Wednesday, July 6, 2016

Parking reform gets the cuddly treatment

As I've previously stressed many times, land use regulations and norms requiring parking and free parking are bad.

The core insight, made by economist Donald Shoup, is that parking spots can be analyzed just like any other scarce normal good: people's willingness to pay varies by circumstance, and the usual supply-demand logic of formal economic models applies quite well. His analysis (decent summaries herehereherehere and here) suggests that government mandates for minimum and free parking in construction/design reduces social welfare. These requirements destroy value in a familiar time-and-money framework, but finer-grained analyses also point to many negative spillover effects: enforced misallocation of urban land; disincentivizing density; subsidizing car owners at the expense of non-car owners; increasing road congestion; causing environmental degradation (to name just a few).

There are also interesting sociological and 'textural' consequences, best captured by Streetsblog's annual 'Parking Madness' competition and Strong Towns' annual '#BlackFridayParking' twitter campaign. This short video, evaluating the design of a street in Knoxville, TN, is another good example of this 'softer' line of analysis.

This recap was prompted after seeing a new video by the Atlanta-based architectural firm Kronberg Wall (recently relocated to the Reynoldstown neighborhood). Take a look:



It's obviously a nice piece of technical work, with awesome shots of Atlanta and the Beltline. But to be honest... my initial reaction was of minor pique.

It's a bit too cutesy and aspirational for me. My overwhelming attitude towards parking policy is split between hard-nosed quantitativeness (it's economically and structurally inefficient) and hard-nosed political cynicism (the logic of NIMBYism and local-level collective action politics makes parking policy reform dead-on-arrival).
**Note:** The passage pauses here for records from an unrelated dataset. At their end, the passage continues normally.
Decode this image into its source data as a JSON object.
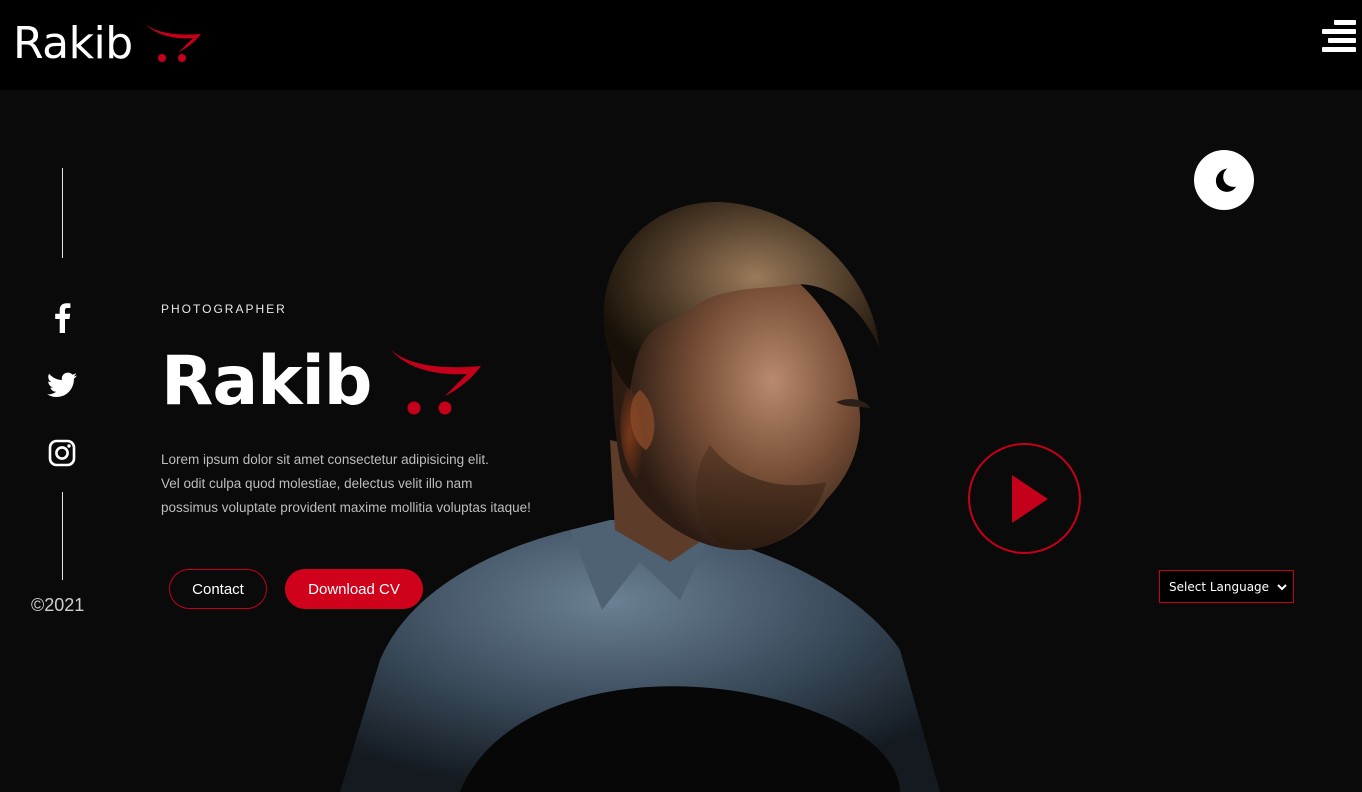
{
  "header": {
    "brand_name": "Rakib",
    "menu_icon": "hamburger-menu-icon"
  },
  "sidebar": {
    "social": [
      {
        "name": "facebook",
        "icon": "facebook-icon"
      },
      {
        "name": "twitter",
        "icon": "twitter-icon"
      },
      {
        "name": "instagram",
        "icon": "instagram-icon"
      }
    ],
    "copyright": "©2021"
  },
  "hero": {
    "eyebrow": "PHOTOGRAPHER",
    "name": "Rakib",
    "description_lines": [
      "Lorem ipsum dolor sit amet consectetur adipisicing elit.",
      "Vel odit culpa quod molestiae, delectus velit illo nam",
      "possimus voluptate provident maxime mollitia voluptas itaque!"
    ],
    "contact_label": "Contact",
    "download_label": "Download CV"
  },
  "controls": {
    "theme_icon": "moon-icon",
    "play_icon": "play-icon",
    "language_select": "Select Language"
  },
  "colors": {
    "accent": "#d0021b",
    "background": "#0a0a0a",
    "topbar": "#000000",
    "text": "#ffffff"
  }
}
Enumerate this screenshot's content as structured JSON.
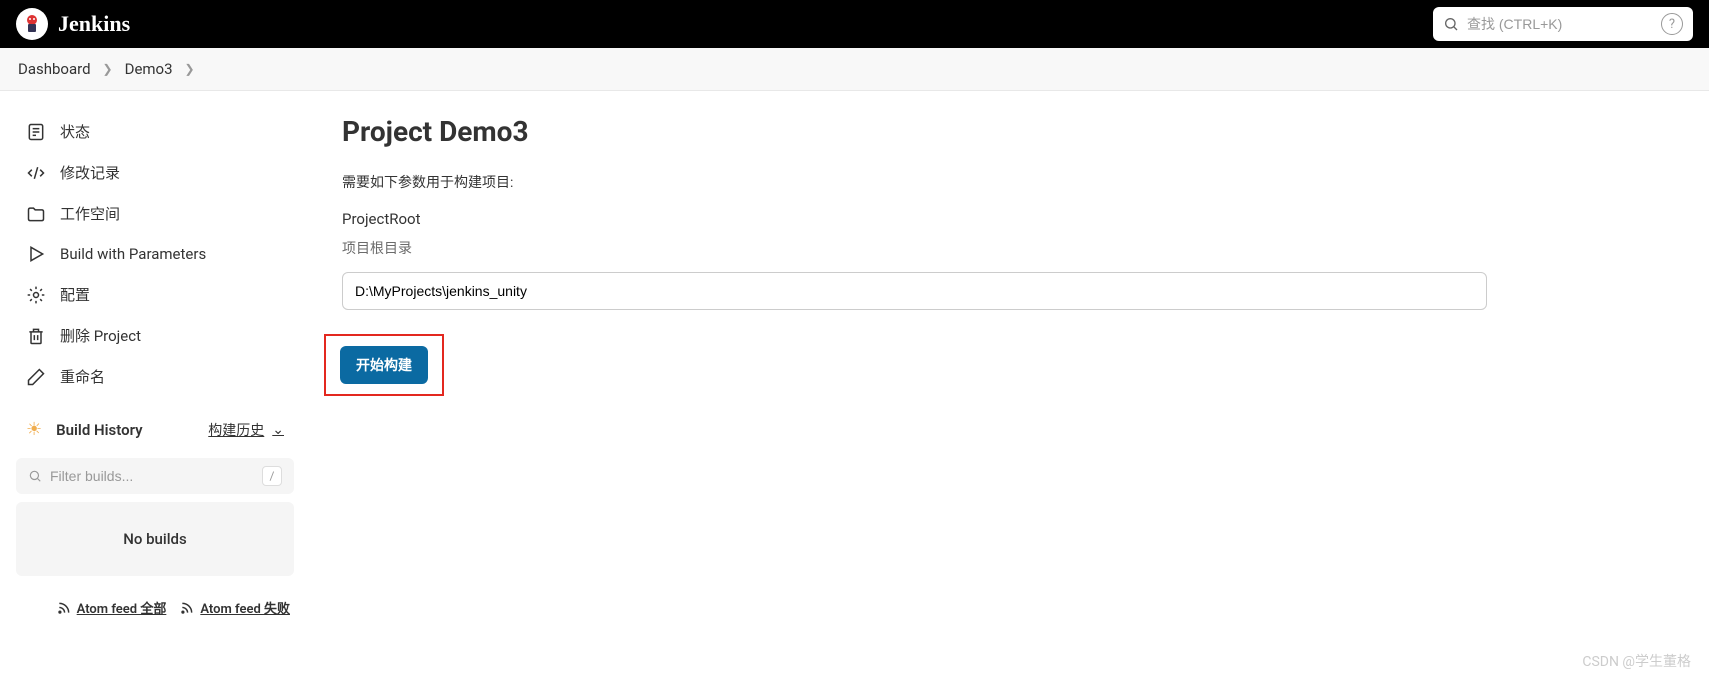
{
  "header": {
    "title": "Jenkins",
    "search_placeholder": "查找 (CTRL+K)"
  },
  "breadcrumb": {
    "items": [
      "Dashboard",
      "Demo3"
    ]
  },
  "sidebar": {
    "items": [
      {
        "label": "状态"
      },
      {
        "label": "修改记录"
      },
      {
        "label": "工作空间"
      },
      {
        "label": "Build with Parameters"
      },
      {
        "label": "配置"
      },
      {
        "label": "删除 Project"
      },
      {
        "label": "重命名"
      }
    ]
  },
  "build_history": {
    "title": "Build History",
    "trend_label": "构建历史",
    "filter_placeholder": "Filter builds...",
    "no_builds": "No builds",
    "feed_all": "Atom feed 全部",
    "feed_fail": "Atom feed 失败"
  },
  "main": {
    "title": "Project Demo3",
    "param_desc": "需要如下参数用于构建项目:",
    "param_name": "ProjectRoot",
    "param_hint": "项目根目录",
    "param_value": "D:\\MyProjects\\jenkins_unity",
    "build_button": "开始构建"
  },
  "watermark": "CSDN @学生董格"
}
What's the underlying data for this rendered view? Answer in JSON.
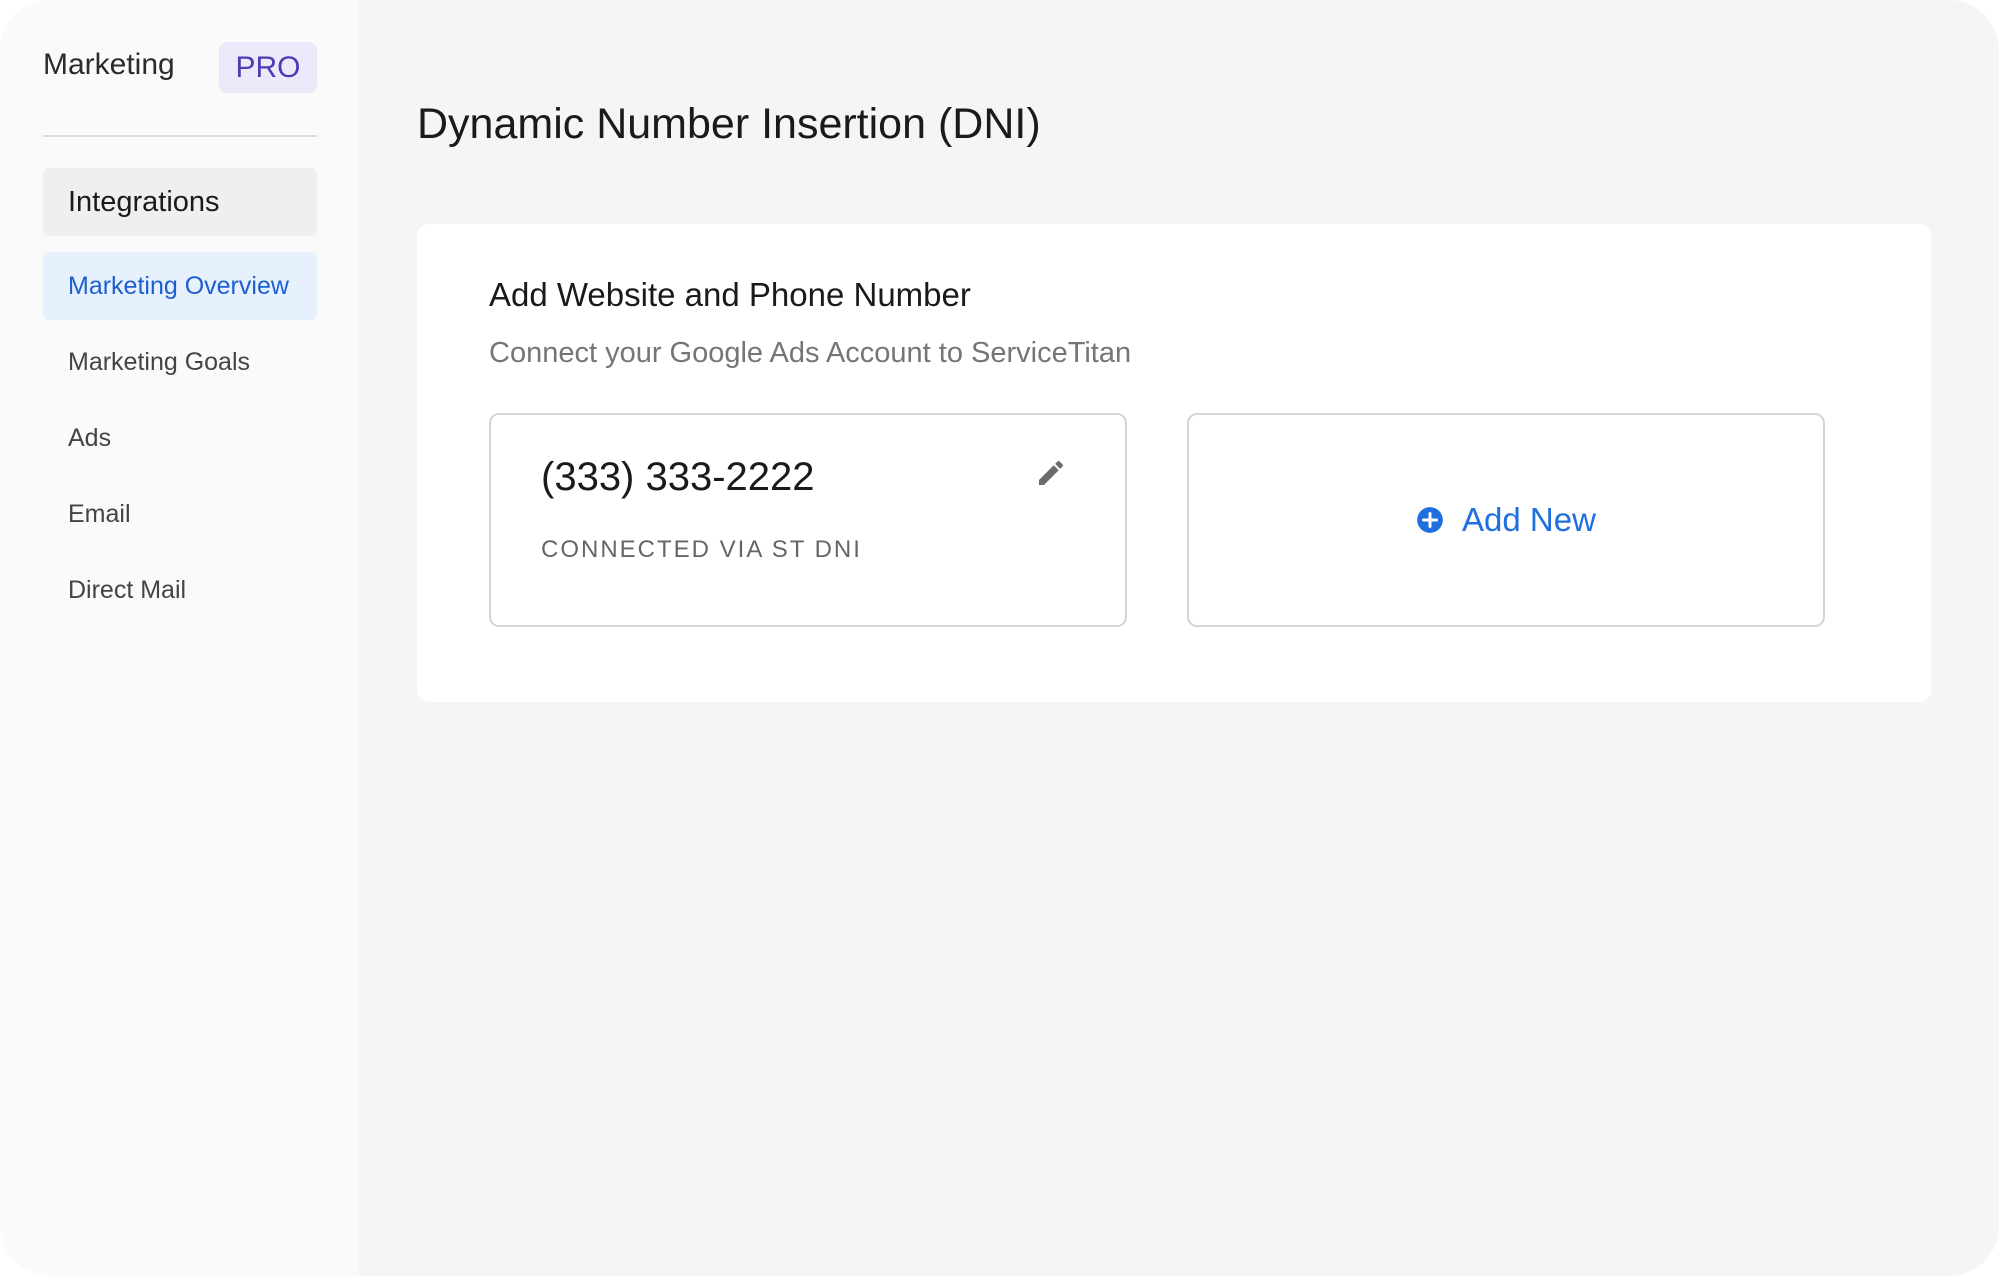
{
  "sidebar": {
    "brand": "Marketing",
    "badge": "PRO",
    "group_label": "Integrations",
    "items": [
      {
        "label": "Marketing Overview",
        "active": true
      },
      {
        "label": "Marketing Goals",
        "active": false
      },
      {
        "label": "Ads",
        "active": false
      },
      {
        "label": "Email",
        "active": false
      },
      {
        "label": "Direct Mail",
        "active": false
      }
    ]
  },
  "main": {
    "title": "Dynamic Number Insertion (DNI)",
    "card": {
      "title": "Add Website and Phone Number",
      "subtitle": "Connect your Google Ads Account to ServiceTitan",
      "numbers": [
        {
          "phone": "(333) 333-2222",
          "status": "CONNECTED VIA ST DNI",
          "action_icon": "pencil-icon"
        }
      ],
      "add_label": "Add New",
      "add_icon": "plus-circle-icon"
    }
  },
  "colors": {
    "accent": "#1f6fe0",
    "active_nav_bg": "#e7f0fd",
    "badge_bg": "#ece9fb",
    "badge_text": "#4f3cb3"
  }
}
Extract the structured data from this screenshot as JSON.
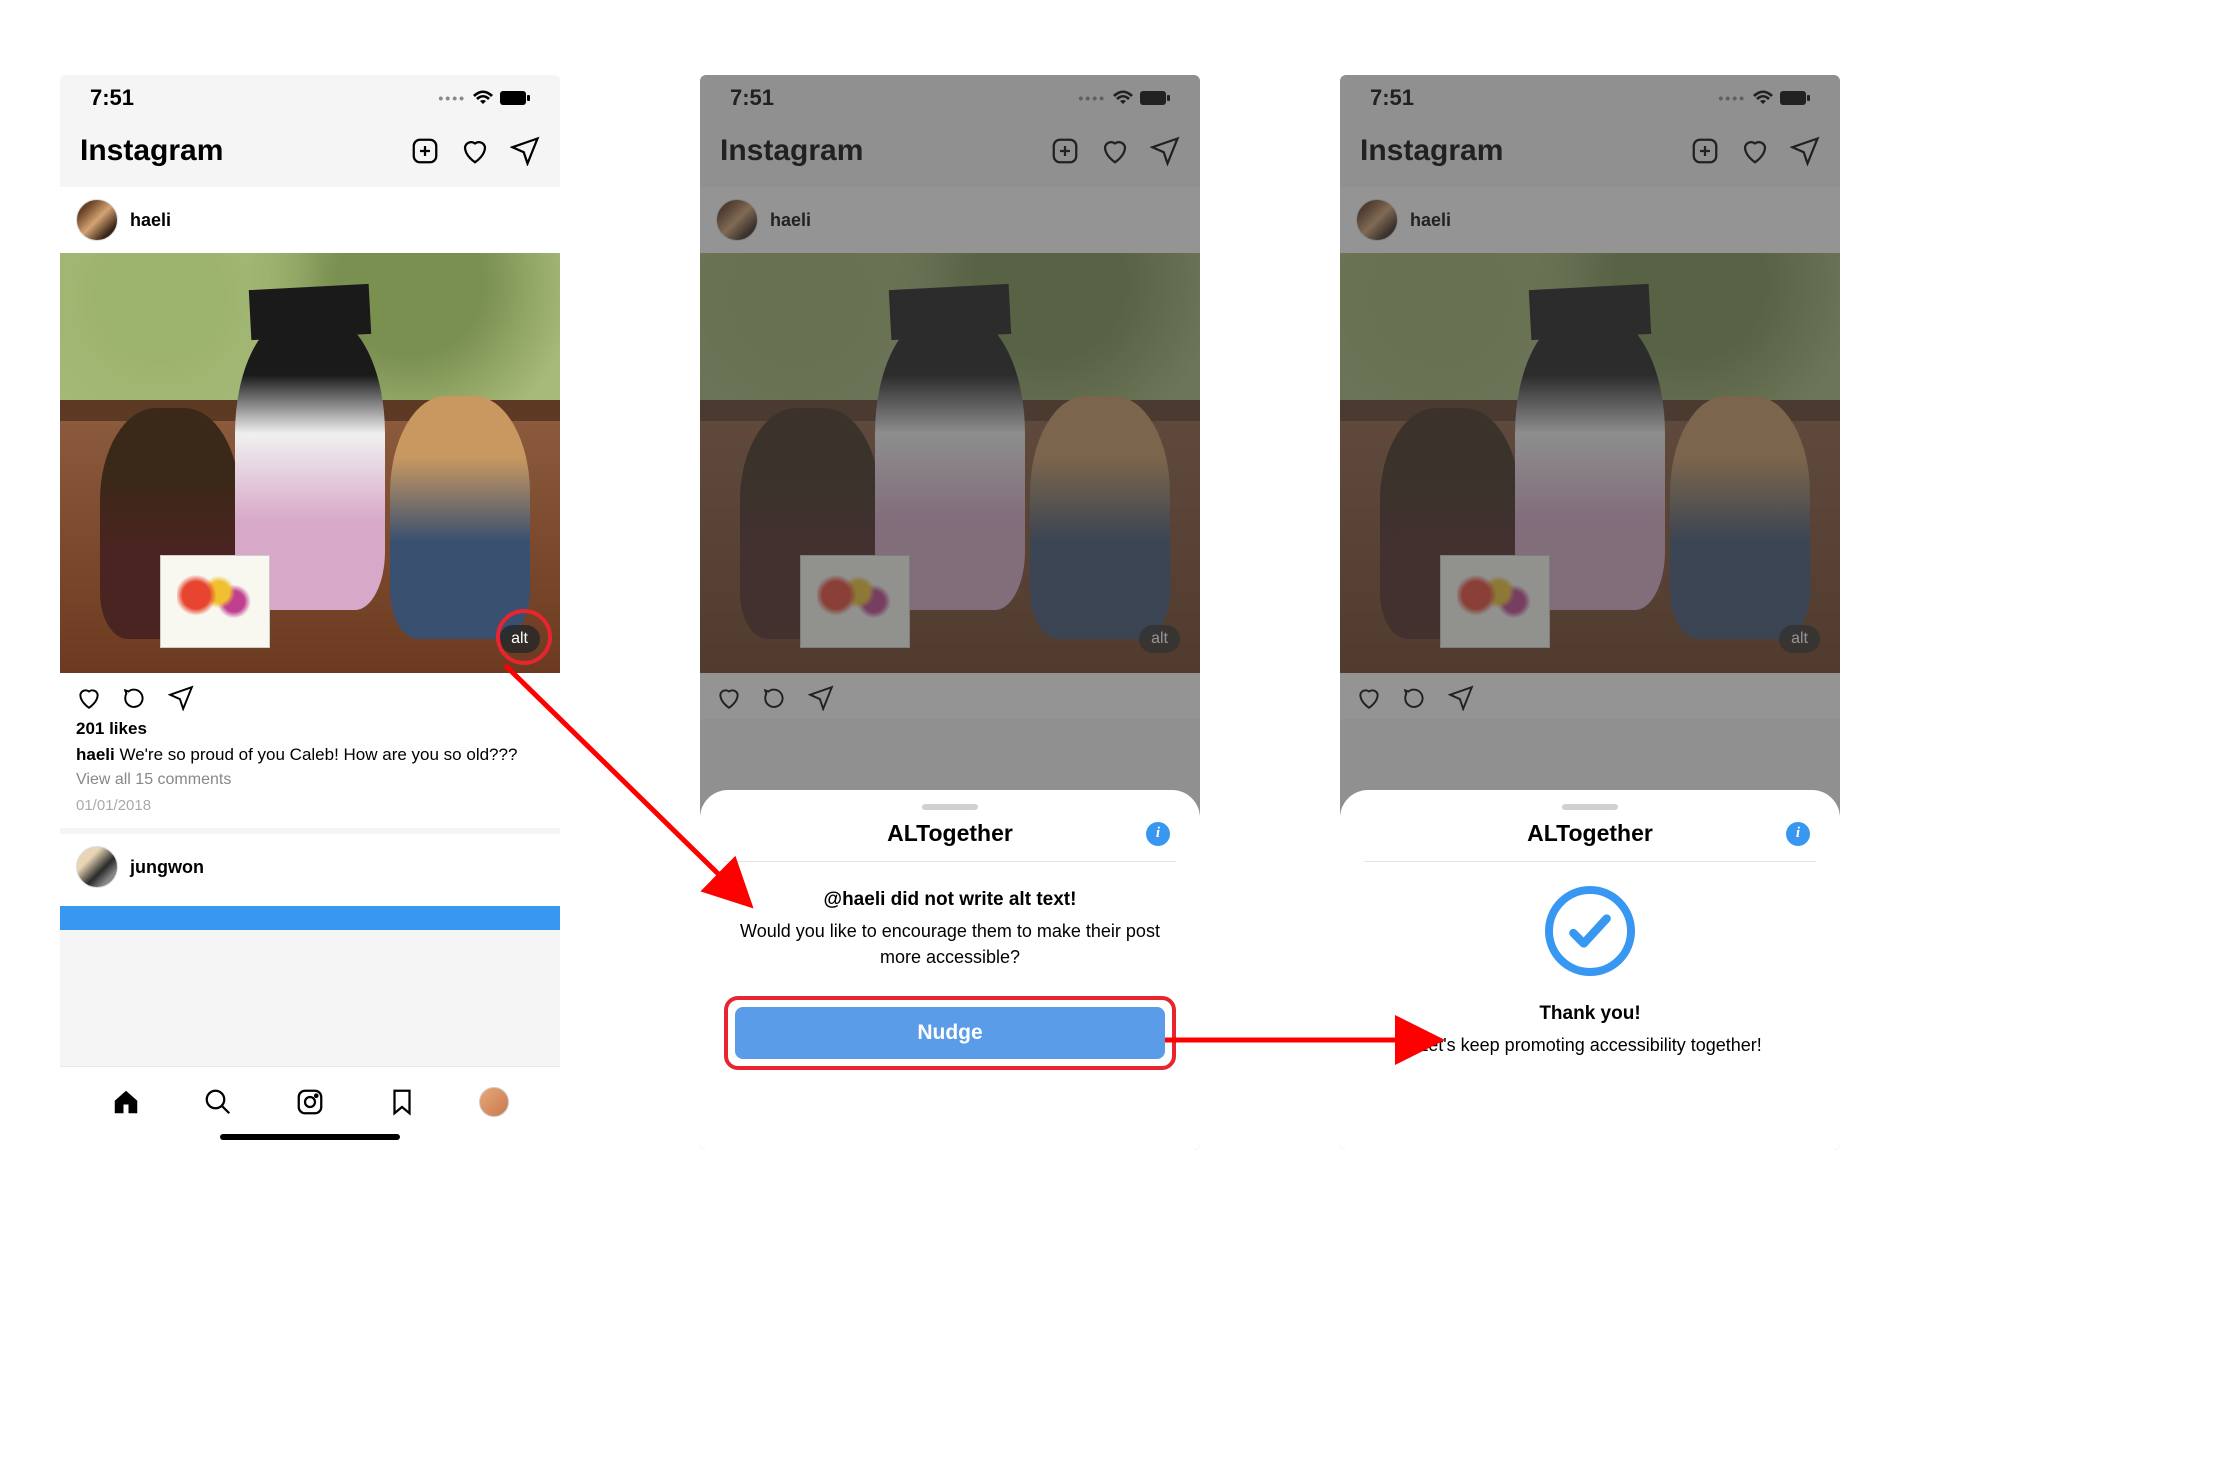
{
  "status": {
    "time": "7:51"
  },
  "app": {
    "name": "Instagram"
  },
  "post": {
    "username": "haeli",
    "alt_badge": "alt",
    "likes": "201 likes",
    "caption_user": "haeli",
    "caption_text": " We're so proud of you Caleb! How are you so old???",
    "comments_link": "View all 15 comments",
    "date": "01/01/2018"
  },
  "next_post": {
    "username": "jungwon"
  },
  "sheet": {
    "title": "ALTogether",
    "nudge_heading": "@haeli did not write alt text!",
    "nudge_body": "Would you like to encourage them to make their post more accessible?",
    "nudge_button": "Nudge",
    "thanks_heading": "Thank you!",
    "thanks_body": "Let's keep promoting accessibility together!"
  }
}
Although this video might not hit my ideal policy-and-politics beats, its positivity and brand-friendliness ultimately makes it a powerful indicator. By linking parking policy to the broader social and cultural 'left-urbanist' movements which are so dominating the millennial zeitgeist and mass media, Kronberg Wall is sending a message that free-market parking policy is welcome in the 'progressive' urbanist tent.

Because most cities are politically dominated by the Democratic Party, certain market-oriented reforms have sometimes struggled to gain a foothold. Overall housing supply is the ultimate example, but the scrapping of parking, lot size, height and other land-use restrictions is increasingly finding traction within urban Democratic politics. This sort of positive, culturally-liberal message is exactly what urbanites need to hear in order to come around to parking-policy reform. Good job Kronberg Wall.